Hoe kan Barth dan toch spreken over de ‘ware’ religie, zoals hij in het laatste deel van paragraaf 17 doet? “Geen enkele religie is waar!” haast Barth zich dan ook te zeggen. Ieder menselijk religieus denken en handelen komt als ongeloof aan het licht. In zichzelf is geen enkele religie waar. Ze kan waar wórden, zoals een zondaar gerechtvaardigd kan worden. Niet door eigen natuur of verdienste, niet van binnenuit, maar alleen van buitenaf, door genade alleen. Die genade stelt de menselijke religie onder het oordeel, maar rechtvaardigt en heiligt haar ook, ondanks zichzelf. Het gaat dus om een ‘opheffing’ in dubbele zin. De religie van de mens wordt opgeheven tot ware religie. De uitspraak dat een religie ‘de ware religie’ is, kan dan ook alleen een geloofsuitspraak zijn. De kerk kan zich dat predikaat niet zelf verlenen. Sterker nog, er zit voor de ‘christen’ (en voor ieder ander) niets anders op dan solidair te zijn met christelijk-religieuzen en niet-christelijk-religieuzen, in het besef dat wij allemaal onder het oordeel staan dat onze religie ongeloof is. Het huidige Barth-onderzoek staat nog maar aan het begin van het besef wat dit theologisch voor de dialoog tussen de religies betekent.

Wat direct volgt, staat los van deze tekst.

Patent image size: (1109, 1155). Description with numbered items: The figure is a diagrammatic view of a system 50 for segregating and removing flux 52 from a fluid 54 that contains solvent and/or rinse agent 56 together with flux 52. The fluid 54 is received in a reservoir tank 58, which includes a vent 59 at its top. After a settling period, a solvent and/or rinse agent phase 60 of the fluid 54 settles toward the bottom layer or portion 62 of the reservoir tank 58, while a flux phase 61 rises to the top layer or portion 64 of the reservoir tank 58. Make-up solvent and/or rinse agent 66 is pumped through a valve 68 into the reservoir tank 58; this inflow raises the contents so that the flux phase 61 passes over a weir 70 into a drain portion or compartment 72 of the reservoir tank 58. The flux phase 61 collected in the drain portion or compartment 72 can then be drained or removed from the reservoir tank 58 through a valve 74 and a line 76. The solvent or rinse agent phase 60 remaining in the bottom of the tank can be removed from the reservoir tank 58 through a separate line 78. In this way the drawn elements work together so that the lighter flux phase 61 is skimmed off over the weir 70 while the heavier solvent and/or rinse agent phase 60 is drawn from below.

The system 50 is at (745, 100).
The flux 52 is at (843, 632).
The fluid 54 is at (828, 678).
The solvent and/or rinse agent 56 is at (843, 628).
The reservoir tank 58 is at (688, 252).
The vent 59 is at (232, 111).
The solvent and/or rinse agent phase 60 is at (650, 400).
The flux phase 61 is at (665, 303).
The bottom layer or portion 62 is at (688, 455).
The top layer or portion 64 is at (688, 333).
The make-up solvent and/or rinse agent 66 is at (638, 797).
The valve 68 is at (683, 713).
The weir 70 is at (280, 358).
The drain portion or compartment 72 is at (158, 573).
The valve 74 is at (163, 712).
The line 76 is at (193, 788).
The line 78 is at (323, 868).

In dat kader wordt tegenwoordig steeds vaker Barths zogenaamde ‘Lichterlehre’ (KD IV/3) in de theologische discussie over religie betrokken. De ‘kritische’ benadering van de jonge Barth in de Römerbrief (1922) waarin geen enkel menselijk streven standhield in de verzengende liefde van de openbaring, heeft in 1959 plaatsgemaakt voor de positieve kant van dezelfde medaille: In de Lichterlehre stelt Barth dat vanuit de openbaring van Jezus Christus als het ‘Licht des Lebens’ ook andere zaken kunnen oplichten als weerglansjes van deze Lux Mundi. Het ene ware woord maakt dat we ook andere ‘ware woorden’ in het wereldgebeuren kunnen ontdekken, en dus waarschijnlijk ook in de religie(s).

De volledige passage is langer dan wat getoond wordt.